The original leak on the American plan came during the drafting of the Republican platform. In trying to draw up the planks on foreign policy, the Resolutions Subcommittee assigned this job ran into a snag.
There was still a good bit of isolationist strength in the party and furthermore, the GOP politicians wanted to be free to criticize the Roosevelt foreign policy and lay it on thick and good.
This attitude made it difficult to get into the platform any statements of principle that would go even as far as the Republican declaration of Mackinac Island in which, nearly a year before, GOP Senators, governors and party bigshots came out unanimously for joining an organization of nations to maintain a just and lasting peace.
Peace assembly
To sell the Resolutions Committee on the necessity for drafting a platform that would endorse something of that kind, Republican Senators Austin, Vandenberg and White, who were members of a foreign relations subcommittee familiar with Secretary of State Cordell Hull’s plans, finally felt forced to disclose to an executive session of the foreign policy plank drafters some of the details on how it was proposed to maintain peace by force. From these disclosures, information leaked out on the American plan to be presented to British and Russian delegations at Dumbarton Oaks.
News of this was generally buried under the more dramatic fight for the presidential nomination, but as revealed at Chicago the American plan called for an assembly of peace-loving nations, in which each nation would have only one vote. At the top, however, would be a council of eight nations, including the United States, Great Britain, Russia and China, whose representatives would sit permanently, and four smaller nations which would rotate annually.
It has, of course, been disclosed recently that this proposal might be modified to include France with the Big Four and to increase to seven the number of smaller nations on the council.
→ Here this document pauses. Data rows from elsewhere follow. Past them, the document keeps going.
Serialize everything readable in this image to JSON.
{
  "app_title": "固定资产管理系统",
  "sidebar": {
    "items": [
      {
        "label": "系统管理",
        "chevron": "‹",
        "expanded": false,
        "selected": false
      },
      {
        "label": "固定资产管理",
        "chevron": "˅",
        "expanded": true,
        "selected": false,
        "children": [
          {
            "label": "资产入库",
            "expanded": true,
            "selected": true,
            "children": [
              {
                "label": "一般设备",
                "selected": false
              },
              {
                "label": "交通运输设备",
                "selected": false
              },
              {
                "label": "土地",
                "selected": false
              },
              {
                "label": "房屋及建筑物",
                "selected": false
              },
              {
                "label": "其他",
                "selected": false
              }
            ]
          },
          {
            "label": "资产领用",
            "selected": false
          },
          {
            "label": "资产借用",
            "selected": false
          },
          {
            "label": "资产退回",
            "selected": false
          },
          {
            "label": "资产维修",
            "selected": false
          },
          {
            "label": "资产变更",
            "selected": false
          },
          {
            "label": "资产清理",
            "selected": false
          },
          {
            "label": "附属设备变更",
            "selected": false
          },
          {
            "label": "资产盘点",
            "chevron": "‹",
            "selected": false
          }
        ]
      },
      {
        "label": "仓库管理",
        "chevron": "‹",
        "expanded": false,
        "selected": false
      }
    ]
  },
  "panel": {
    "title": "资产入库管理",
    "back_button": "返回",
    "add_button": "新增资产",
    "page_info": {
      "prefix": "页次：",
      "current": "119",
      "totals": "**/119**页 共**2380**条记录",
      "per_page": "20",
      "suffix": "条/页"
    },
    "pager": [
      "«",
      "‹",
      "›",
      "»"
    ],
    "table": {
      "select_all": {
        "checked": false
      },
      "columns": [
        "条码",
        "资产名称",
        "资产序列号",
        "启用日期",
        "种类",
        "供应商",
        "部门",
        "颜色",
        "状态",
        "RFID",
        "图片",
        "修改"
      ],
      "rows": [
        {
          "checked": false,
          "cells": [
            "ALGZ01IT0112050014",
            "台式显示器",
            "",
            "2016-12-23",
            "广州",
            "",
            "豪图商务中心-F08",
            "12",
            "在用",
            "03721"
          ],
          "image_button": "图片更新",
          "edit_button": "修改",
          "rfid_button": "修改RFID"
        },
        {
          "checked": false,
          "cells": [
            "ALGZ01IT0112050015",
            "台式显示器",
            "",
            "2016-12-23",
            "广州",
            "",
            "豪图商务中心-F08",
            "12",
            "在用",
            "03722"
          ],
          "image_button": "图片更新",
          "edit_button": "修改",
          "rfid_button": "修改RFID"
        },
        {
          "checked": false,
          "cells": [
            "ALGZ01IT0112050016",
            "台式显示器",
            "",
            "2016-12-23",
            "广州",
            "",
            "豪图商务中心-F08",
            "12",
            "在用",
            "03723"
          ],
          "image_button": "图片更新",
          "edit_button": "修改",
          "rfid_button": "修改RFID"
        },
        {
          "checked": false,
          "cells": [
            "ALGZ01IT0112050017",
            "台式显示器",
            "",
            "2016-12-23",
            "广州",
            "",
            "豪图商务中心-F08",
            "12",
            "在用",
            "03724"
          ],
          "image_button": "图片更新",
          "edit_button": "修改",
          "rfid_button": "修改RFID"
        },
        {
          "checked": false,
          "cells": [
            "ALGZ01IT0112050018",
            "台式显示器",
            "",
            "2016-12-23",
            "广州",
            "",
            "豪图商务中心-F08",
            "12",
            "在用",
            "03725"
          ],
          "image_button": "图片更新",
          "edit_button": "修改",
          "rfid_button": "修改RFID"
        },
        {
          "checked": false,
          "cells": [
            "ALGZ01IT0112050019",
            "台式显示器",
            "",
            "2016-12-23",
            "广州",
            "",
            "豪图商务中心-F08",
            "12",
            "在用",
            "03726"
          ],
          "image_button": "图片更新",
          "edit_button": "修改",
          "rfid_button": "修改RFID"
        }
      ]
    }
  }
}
Whatever the numbers, in case trouble should break out in any part of the world, this executive council would be authorized to take action by vote of “an extraordinary majority,” defined as at least all of the larger nations plus one or two of the smaller nations. Thus, any one of the larger nations or all of the smaller nations combined could prevent action by negative votes.
In applying force against aggressor nations threatening the peace of the world, it was understood that the council would first try to settle disputes by diplomatic or economic sanctions. These failing, the council by extraordinary majority could decide force was necessary.
The larger nations would, of course, be expected to bear the greater burden of the costs and maintain the larger police forces which would, however, be largely under the control of their respective governments and operate principally in their own principal spheres of interest. For instance, trouble in South America would be assigned by the council to the United States for settlement, trouble in the Balkans to Russia, in Western Europe or Africa to Great Britain, in the Pacific perhaps to a combination powers.
Nonpartisanship
Disclosure of even this much of the American plan, as early as last June, made no difference in the end result. No governments fell, no diplomats were forced to turn in their portfolios, and the conference was held just as scheduled.
The fact that U.S. Senators told state secrets raises a nice question of ethics, but that is beyond the point that even after the cat had been let out of the bag, there were no ill effects. If anything, it helped the Republicans write a better platform, and helped the cause of making nonpartisan peace. That should prove there is no need for keeping a lot of this confidential stuff under such tight wrappings.